Manheru says the biggest threat to ZANU-PF is lack of the big idea

Herald columnist Nathaniel Manheru says the biggest threat to the Zimbabwe African National Union-Patriotic Front is lack of the big idea and a society bereft of a bid idea begins to scuffle.

He argues that the party’s much-touted economic recovery programme, the Zimbabwe Agenda for Sustainable Socio-Economic Transformation cannot be the big idea because it comes from bureaucracy.

“A society bereft of a bid idea begins to scuffle. To my mind this is what threatens ZANU-PF: what it becomes in the absence of a big, ruling idea,” he argues.

“All great parties found politics or dissolve others. ZANU-PF is at that dangerous crossroads where it can’t found politics; even keep the politics that founded it. And because of that failure to do both, it runs the risk of failing to dissolve existing or competing politics. Hark; I hear a nightmarish, Rhodesian echo: happy 50th anniversary UDI. Who counters it?”

What is Zanu-PF’s big, filling, governing idea(s) today? He asks.

“I know what it is not. It is not Zim-Asset, can’t be. Zim-Asset comes from the bureaucracy; however good it may be as a plan as a tool of recovering a sanctions-battered economy, it cannot be the big political idea that enkindles this nation, sets it alight.

“It is staid, dry and formulaic. It is academic, an economist’s explanation to an abscess. Very esoteric, far removed from mundane comprehension. So, what is it that does the role of a big idea? Sadly, it does seem there is no such an idea. Or if it is there, it has not been communicated well enough to galvanise and mobilise the nation. To fill its imagination.”

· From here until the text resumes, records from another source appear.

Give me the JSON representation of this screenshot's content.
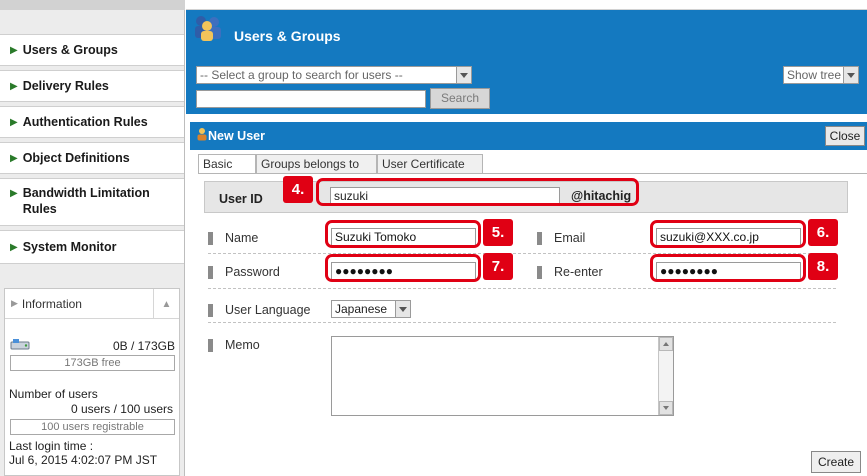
{
  "sidebar": {
    "nav": [
      {
        "label": "Users & Groups"
      },
      {
        "label": "Delivery Rules"
      },
      {
        "label": "Authentication Rules"
      },
      {
        "label": "Object Definitions"
      },
      {
        "label": "Bandwidth Limitation",
        "label2": "Rules"
      },
      {
        "label": "System Monitor"
      }
    ],
    "info": {
      "title": "Information",
      "disk_usage": "0B / 173GB",
      "disk_free": "173GB free",
      "users_label": "Number of users",
      "users_value": "0 users / 100 users",
      "users_registrable": "100 users registrable",
      "last_login_label": "Last login time :",
      "last_login_value": "Jul 6, 2015 4:02:07 PM JST"
    }
  },
  "header": {
    "title": "Users & Groups",
    "group_select": "-- Select a group to search for users --",
    "search_label": "Search",
    "show_tree": "Show tree"
  },
  "dialog": {
    "title": "New User",
    "close_label": "Close",
    "tabs": [
      {
        "label": "Basic"
      },
      {
        "label": "Groups belongs to"
      },
      {
        "label": "User Certificate"
      }
    ],
    "user_id_label": "User ID",
    "user_id_value": "suzuki",
    "domain": "@hitachig",
    "name_label": "Name",
    "name_value": "Suzuki Tomoko",
    "email_label": "Email",
    "email_value": "suzuki@XXX.co.jp",
    "password_label": "Password",
    "password_value": "●●●●●●●●",
    "reenter_label": "Re-enter",
    "reenter_value": "●●●●●●●●",
    "language_label": "User Language",
    "language_value": "Japanese",
    "memo_label": "Memo",
    "create_label": "Create"
  },
  "callouts": [
    "4.",
    "5.",
    "6.",
    "7.",
    "8."
  ],
  "colors": {
    "header_blue": "#1479c0",
    "callout_red": "#e00014"
  }
}
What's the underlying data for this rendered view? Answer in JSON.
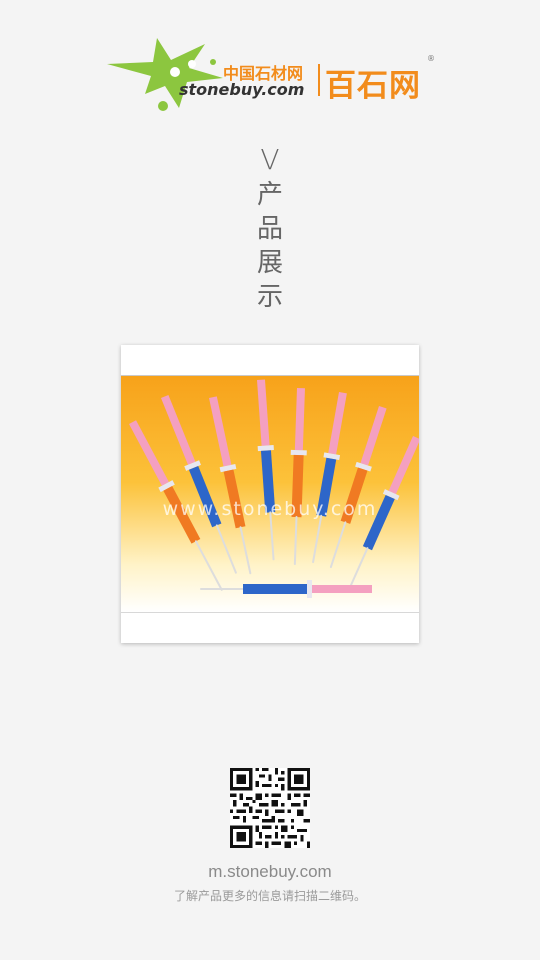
{
  "header": {
    "logo_cn_small": "中国石材网",
    "logo_url": "stonebuy.com",
    "logo_cn_big": "百石网",
    "logo_reg": "®"
  },
  "section": {
    "v_mark": "V",
    "title_chars": [
      "产",
      "品",
      "展",
      "示"
    ]
  },
  "product": {
    "watermark": "www.stonebuy.com"
  },
  "footer": {
    "site_url": "m.stonebuy.com",
    "hint": "了解产品更多的信息请扫描二维码。"
  },
  "colors": {
    "brand_orange": "#f28c1c",
    "brand_green": "#8cc63f",
    "background": "#f4f4f4"
  },
  "icons": {
    "logo_mark": "star-splash-logo-icon",
    "qr": "qr-code-icon"
  }
}
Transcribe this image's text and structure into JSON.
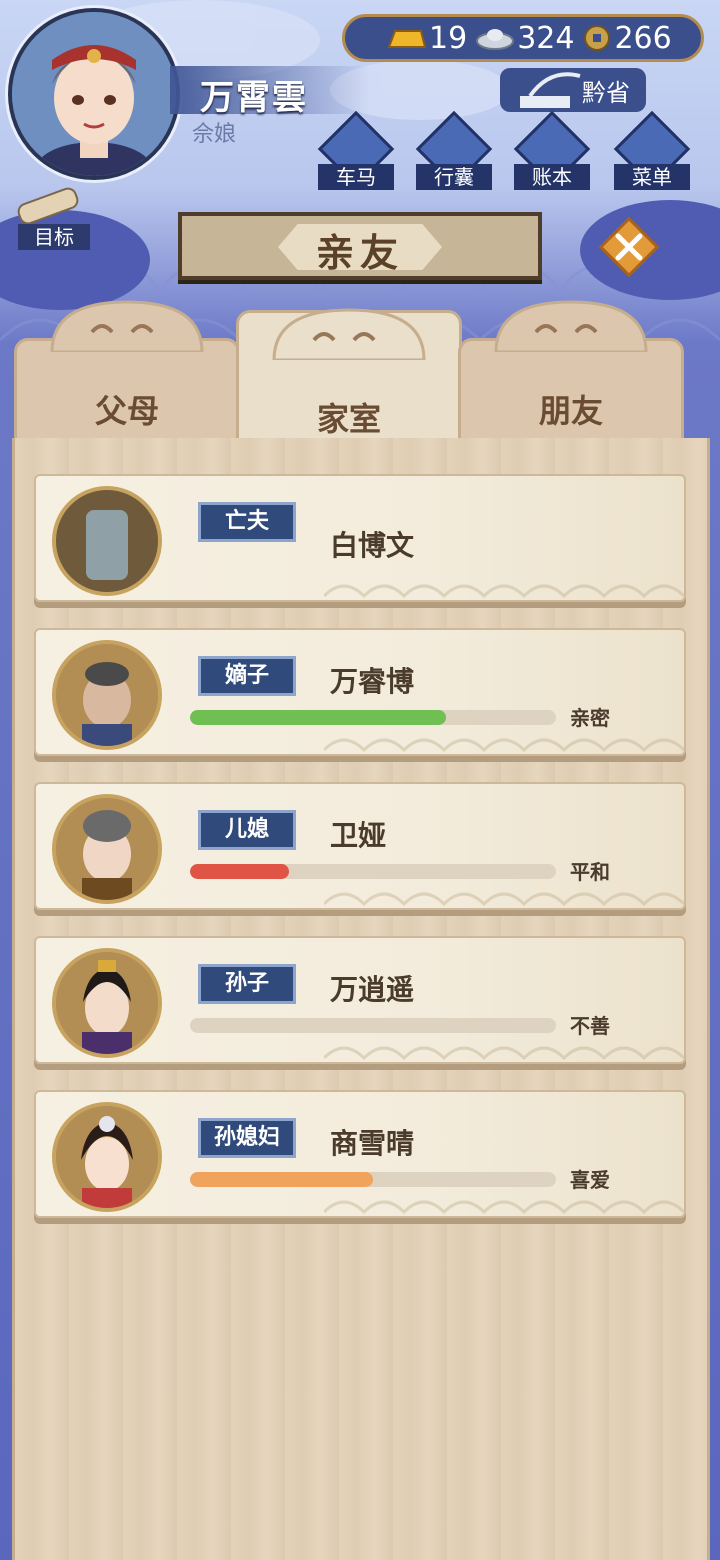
{
  "player": {
    "name": "万霄雲",
    "title": "佘娘"
  },
  "currency": {
    "gold": "19",
    "silver": "324",
    "coin": "266"
  },
  "region": "黔省",
  "menu": [
    {
      "label": "车马",
      "icon": "carriage-icon"
    },
    {
      "label": "行囊",
      "icon": "bag-icon"
    },
    {
      "label": "账本",
      "icon": "ledger-icon"
    },
    {
      "label": "菜单",
      "icon": "more-icon"
    }
  ],
  "goal_label": "目标",
  "page_title": "亲友",
  "tabs": [
    {
      "label": "父母",
      "active": false
    },
    {
      "label": "家室",
      "active": true
    },
    {
      "label": "朋友",
      "active": false
    }
  ],
  "kin": [
    {
      "relation": "亡夫",
      "name": "白博文",
      "mood": null,
      "affinity": null,
      "bar_color": null,
      "portrait": "tombstone"
    },
    {
      "relation": "嫡子",
      "name": "万睿博",
      "mood": "亲密",
      "affinity": 0.7,
      "bar_color": "#6fbf52",
      "portrait": "elder-man"
    },
    {
      "relation": "儿媳",
      "name": "卫娅",
      "mood": "平和",
      "affinity": 0.27,
      "bar_color": "#e05446",
      "portrait": "elder-woman"
    },
    {
      "relation": "孙子",
      "name": "万逍遥",
      "mood": "不善",
      "affinity": 0.0,
      "bar_color": "#e05446",
      "portrait": "young-man"
    },
    {
      "relation": "孙媳妇",
      "name": "商雪晴",
      "mood": "喜爱",
      "affinity": 0.5,
      "bar_color": "#f0a35c",
      "portrait": "young-woman"
    }
  ],
  "colors": {
    "accent_blue": "#2f4a7b",
    "wood": "#e3d2b9",
    "brown_text": "#5a4127"
  }
}
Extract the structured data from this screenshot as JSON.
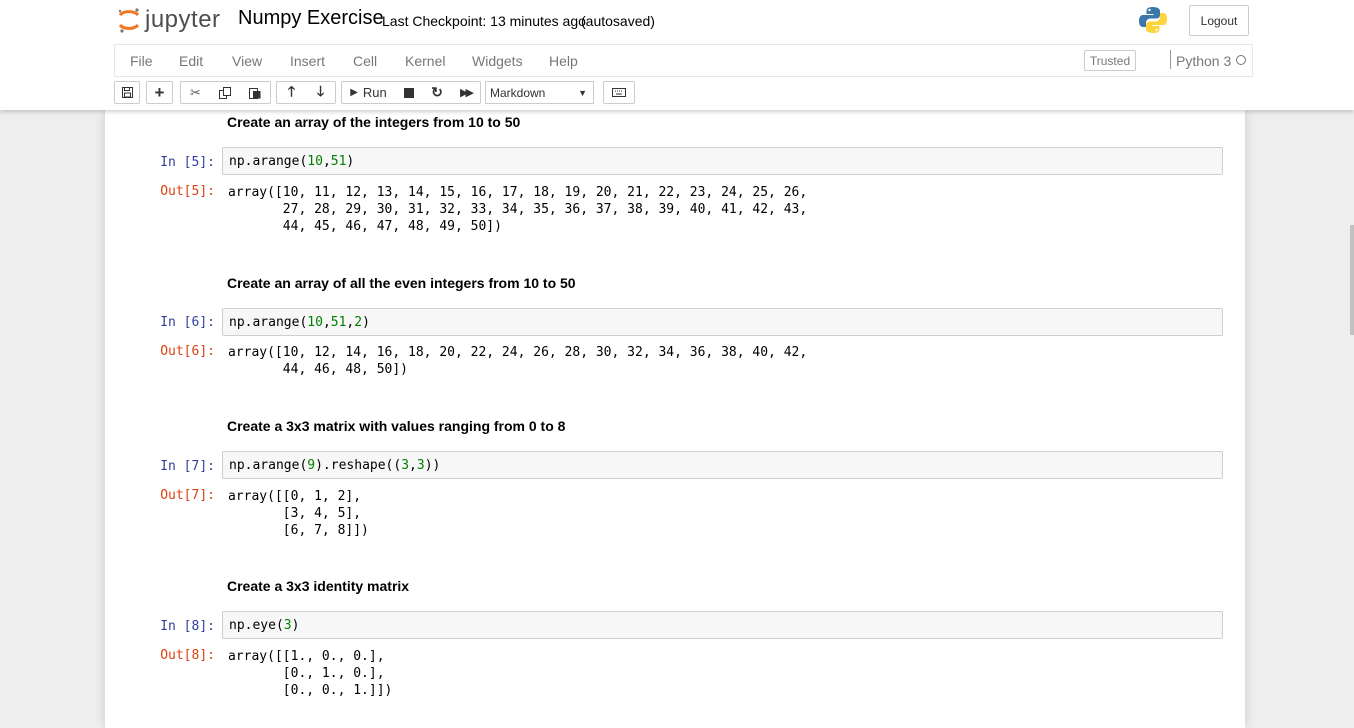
{
  "header": {
    "logo_text": "jupyter",
    "notebook_title": "Numpy Exercise",
    "checkpoint": "Last Checkpoint: 13 minutes ago",
    "autosave": "(autosaved)",
    "logout_label": "Logout"
  },
  "menu": {
    "items": [
      "File",
      "Edit",
      "View",
      "Insert",
      "Cell",
      "Kernel",
      "Widgets",
      "Help"
    ],
    "trusted_label": "Trusted",
    "kernel_name": "Python 3"
  },
  "toolbar": {
    "run_label": "Run",
    "cell_type": "Markdown"
  },
  "cells": [
    {
      "markdown": "Create an array of the integers from 10 to 50",
      "in_prompt": "In [5]:",
      "code": "np.arange(10,51)",
      "out_prompt": "Out[5]:",
      "output": "array([10, 11, 12, 13, 14, 15, 16, 17, 18, 19, 20, 21, 22, 23, 24, 25, 26,\n       27, 28, 29, 30, 31, 32, 33, 34, 35, 36, 37, 38, 39, 40, 41, 42, 43,\n       44, 45, 46, 47, 48, 49, 50])"
    },
    {
      "markdown": "Create an array of all the even integers from 10 to 50",
      "in_prompt": "In [6]:",
      "code": "np.arange(10,51,2)",
      "out_prompt": "Out[6]:",
      "output": "array([10, 12, 14, 16, 18, 20, 22, 24, 26, 28, 30, 32, 34, 36, 38, 40, 42,\n       44, 46, 48, 50])"
    },
    {
      "markdown": "Create a 3x3 matrix with values ranging from 0 to 8",
      "in_prompt": "In [7]:",
      "code": "np.arange(9).reshape((3,3))",
      "out_prompt": "Out[7]:",
      "output": "array([[0, 1, 2],\n       [3, 4, 5],\n       [6, 7, 8]])"
    },
    {
      "markdown": "Create a 3x3 identity matrix",
      "in_prompt": "In [8]:",
      "code": "np.eye(3)",
      "out_prompt": "Out[8]:",
      "output": "array([[1., 0., 0.],\n       [0., 1., 0.],\n       [0., 0., 1.]])"
    }
  ],
  "colors": {
    "in_prompt": "#303f9f",
    "out_prompt": "#d84315",
    "number": "#008000",
    "jupyter_orange": "#f37626"
  }
}
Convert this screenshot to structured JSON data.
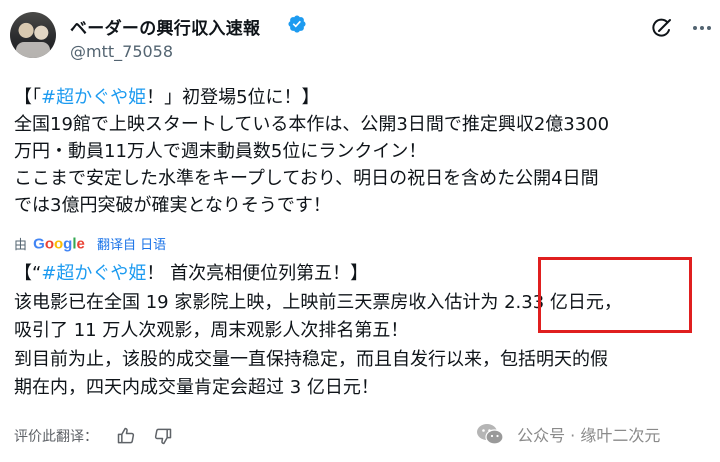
{
  "account": {
    "display_name": "ベーダーの興行収入速報",
    "handle": "@mtt_75058"
  },
  "tweet_ja": {
    "title_open": "【「",
    "title_hashtag": "#超かぐや姫",
    "title_rest": "！」初登場5位に！】",
    "lines": [
      "全国19館で上映スタートしている本作は、公開3日間で推定興収2億3300",
      "万円・動員11万人で週末動員数5位にランクイン！",
      "ここまで安定した水準をキープしており、明日の祝日を含めた公開4日間",
      "では3億円突破が確実となりそうです！"
    ]
  },
  "translation": {
    "by": "由",
    "google": [
      "G",
      "o",
      "o",
      "g",
      "l",
      "e"
    ],
    "link": "翻译自 日语"
  },
  "tweet_zh": {
    "title_open": "【“",
    "title_hashtag": "#超かぐや姫",
    "title_rest": "！ 首次亮相便位列第五！】",
    "lines": [
      "该电影已在全国 19 家影院上映，上映前三天票房收入估计为 2.33 亿日元，",
      "吸引了 11 万人次观影，周末观影人次排名第五！",
      "到目前为止，该股的成交量一直保持稳定，而且自发行以来，包括明天的假",
      "期在内，四天内成交量肯定会超过 3 亿日元！"
    ]
  },
  "footer": {
    "rate_label": "评价此翻译：",
    "watermark": "公众号 · 缘叶二次元"
  },
  "colors": {
    "hashtag": "#1d9bf0",
    "verified": "#1d9bf0",
    "highlight_border": "#e01f1f"
  },
  "icons": [
    "verified-badge-icon",
    "grok-icon",
    "more-icon",
    "thumbs-up-icon",
    "thumbs-down-icon",
    "wechat-icon"
  ]
}
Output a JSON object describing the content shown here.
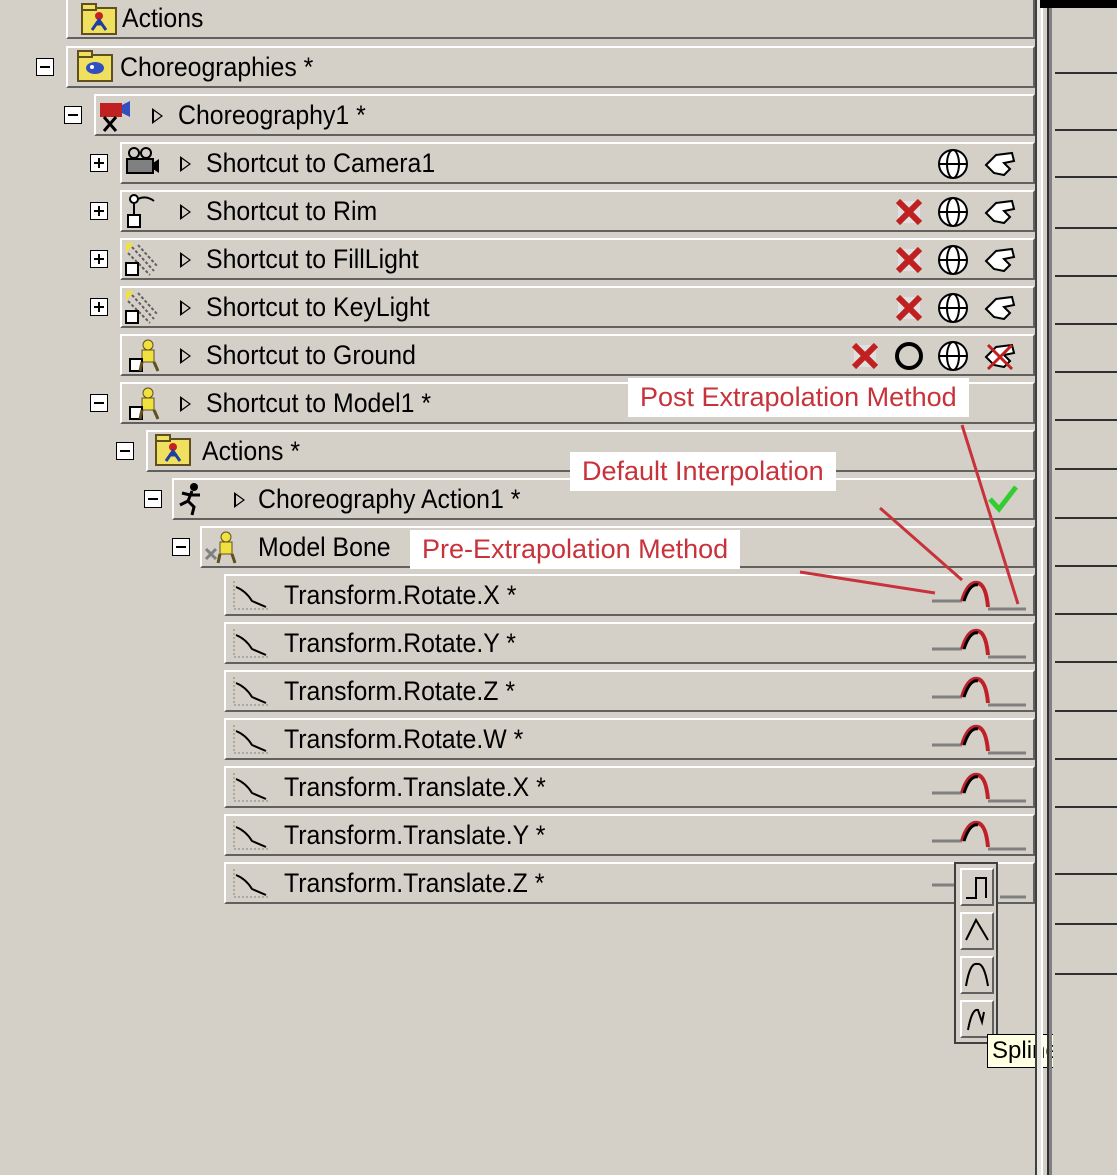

Manheru says personalities seem to have displaced big goals, biug programmes and big ideals.

“Above all, personalities have displaced big goals, big programmes, big ideals. Society focuses on individuals, gets polarised around this or that petty official. Today society is transfixed around fights for sinecurism, fights for positions, not visions.

“Even the moribund opposition begins to twitch with a whiff of new life, less from its own will to live, more from our own inexplicable urge to die, to self-immolate. There is now a boldness to challenge authority in the streets, a transposition of big visions by rehearsals of clauses of the constitution.

“We seem to have entered a phase of testing compliances, not of teasing out big possibilities, upsetting status quos. Challenging old politics’ creating new realities. We are judged by static constitutions, not followed by once hallowed paper now miniskirted by a society in the middle of a rapid march. Why?

“Many reasons of course. But a key one is 2013. We took our election victory as a sealing accomplishment, an invitation to settledness. We abandoned the restlessness of a people on a quest. We rested. Some kind of post-creation sedentariness, call it post-coitus peace, sleep and snore.

“An endorsement of a reigning status quo which is preserved, defended by busy idleness, by a retreat into staid bureaucratic programmes, as if running a country is the same as ruling it. We cannot tackle the status quo, leaven it even, which is why the ideas which won us in 2013 today emit a stench sharper than that of a civet cat.

“Where is indigenisation? Where is economic empowerment? Where is employment creation? If ideas that secured 2013 are now stale, what big ideas have been invented to replace them? How do we keep the nation focused, gazing at that ever elusive but inspiring Star of David? Need we wonder that our people now think factionalism is the big idea? Or can’t reject it when Party enemies proffer it as the only reality shaping the Party, the Nation?”